Even some detractors of Johnson (D) seemed deflated by the news and wondered: If he had to go down, did it have to be like this?

"People are taking this very personally," said Angelo Vaughn, 53, as he worked on the engine of his red Jeep Cherokee with two cousins in Hyattsville on Sunday. "My wife is taking this very personally, and she never met Jack Johnson. How could a person in such a vaunted position, weeks before the end of his term, get caught?"

"People are saying this is so embarrassing," he said.

Authorities say Johnson's arrest is part of a four-year federal investigation of allegations that developers have paid bribes in exchange for official favors from Prince George's officials.

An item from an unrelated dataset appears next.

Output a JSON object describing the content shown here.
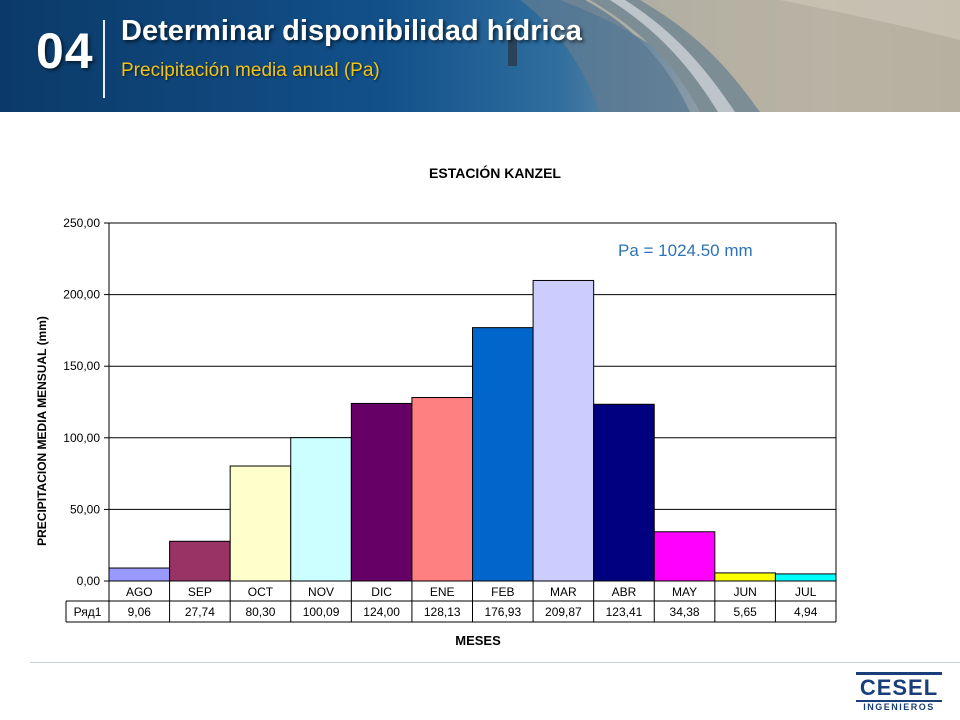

Johnson and his wife, who was elected to the County Council in November, have been charged with destroying evidence and tampering with witnesses. U.S. Attorney Rod Rosenstein said Friday that more arrests and charges are likely, which has many developers and elected leaders worried about the scope of the investigation.

At a news conference after he was released from custody, Johnson said he is innocent and will be vindicated when the facts of the case come out.

All weekend, in front yards, in church parking lots, on street corners and in diners, Prince George's residents were talking more privately than publicly about Johnson's plight. Many spoke in hushed tones, and some asked not to be quoted.

"The people are hurt," Seat Pleasant Mayor Eugene W. Grant said. "They are also angry. They are angry at the investigators and the timing. They're angry at the people who put themselves in this position. We were the shining example of black intellect and black wealth in the country. We are the place where people in the country looked to. Now, the national reputation is based upon disgrace, ineffective leadership and corruption."

Louise Reeder, 71, lived in the county for more than 10 years before moving to the District but returns on Sundays to attend Kent Baptist Church in Hyattsville.